Does his situational coaching need work? Sure it does. It’s one of the hardest parts of the game to master, particularly when you have the pressure of millions of fans weighing down on you because of one little decision you make. Quinn must know, in his fourth season, it’s not his strongest suit, and outside council would be wise. The Rams just hired Jedd Fisch to help manage game time situational calls; the Falcons might stand to do the same.

But that’s really all you can say against Quinn, the man tasked with pulling the Falcons out of 28-3. Any calls for his firing are, to put it mildly, ridiculous. Quinn didn’t blow out Keanu Neal’s knee, stomp on Deion Jones’ foot or rupture Ricardo Allen’s Achilles. He didn’t take out Andy Levitre’s tricep. He didn’t miss key tackles that would’ve won close games. He didn’t underestimate Cleveland.

But this is where the blame game gets you, isn’t it?

Let’s just boil it down the simple fact that Quinn isn’t even all that responsible for the state the team is in right now. I don’t even know anymore if signing a veteran for the strong safety role would’ve even been good for long-term team culture.

It’s a program that doesn’t just preach next man up; it uses it to buoy the locker room. Everyone in there feels that they have a shot; it drives them to compete, grow close, fight for the Brotherhood. Maybe bringing in a veteran makes that message look phony when things get choppy.

Criticize Quinn’s situational coaching all you want. That’s fair. But it’s eating a guppie when there are bigger fish to fry.

Fundamentally Flawed

The Falcons are fundamentally flawed as they are right now. With Jones looking to return here soon from his foot ailment, they’ll get a big part of that flaw fixed. They’ll probably scrape by once he gets completely healthy and go, say, 8-8. It won’t be good enough for the playoffs. That thought is in the past now.

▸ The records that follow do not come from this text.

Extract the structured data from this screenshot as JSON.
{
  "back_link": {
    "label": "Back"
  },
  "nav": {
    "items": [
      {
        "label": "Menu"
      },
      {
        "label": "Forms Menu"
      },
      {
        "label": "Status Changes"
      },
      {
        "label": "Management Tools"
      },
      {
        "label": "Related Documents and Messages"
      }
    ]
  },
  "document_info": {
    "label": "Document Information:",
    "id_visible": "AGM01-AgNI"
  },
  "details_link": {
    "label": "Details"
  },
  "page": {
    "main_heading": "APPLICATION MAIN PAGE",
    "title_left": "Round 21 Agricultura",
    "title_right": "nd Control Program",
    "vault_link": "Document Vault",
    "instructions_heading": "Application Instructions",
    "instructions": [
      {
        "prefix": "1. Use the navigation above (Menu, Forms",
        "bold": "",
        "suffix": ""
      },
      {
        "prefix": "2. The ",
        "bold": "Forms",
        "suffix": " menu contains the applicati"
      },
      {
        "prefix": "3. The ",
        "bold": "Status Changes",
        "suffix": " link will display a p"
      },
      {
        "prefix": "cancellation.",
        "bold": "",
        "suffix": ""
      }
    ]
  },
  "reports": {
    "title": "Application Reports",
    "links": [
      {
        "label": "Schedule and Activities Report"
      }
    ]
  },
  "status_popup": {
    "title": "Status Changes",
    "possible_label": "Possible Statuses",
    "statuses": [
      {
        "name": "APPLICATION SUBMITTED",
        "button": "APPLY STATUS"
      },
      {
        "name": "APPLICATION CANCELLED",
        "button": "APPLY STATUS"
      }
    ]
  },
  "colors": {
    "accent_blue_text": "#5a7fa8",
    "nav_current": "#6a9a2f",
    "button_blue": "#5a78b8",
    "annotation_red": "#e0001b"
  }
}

But even if they had won a handful of games here and there, this team, as it stands, wasn’t good enough for the playoffs. They lost momentum early in the year and have fought to get it back. Winning the three straight looks nice on paper, but two of those were against cellar dwellers and one against a team that doesn’t look to be quite as good as the record showed.

This team can’t exactly be Quinn’s vision with the guys missing. Crossing your fingers and hoping what’s left will be enough doesn’t bring a ring home.

There is a lot to say, and we’re running out of air here. Just know that once the injury bug hit, this team lost the potential it had to make 2018 successful. That does not mean we’re stuck here, not at all, nor does it at all mean wholesale changes would do them any good.

The Falcons are fine as they are in theory, and will be for the years to come. It’s just not right now.

As much as folks don’t like to hear it, it’ll simply be a matter of waiting it out until better days are here again. Try to avoid getting too finger-pointy in the meantime.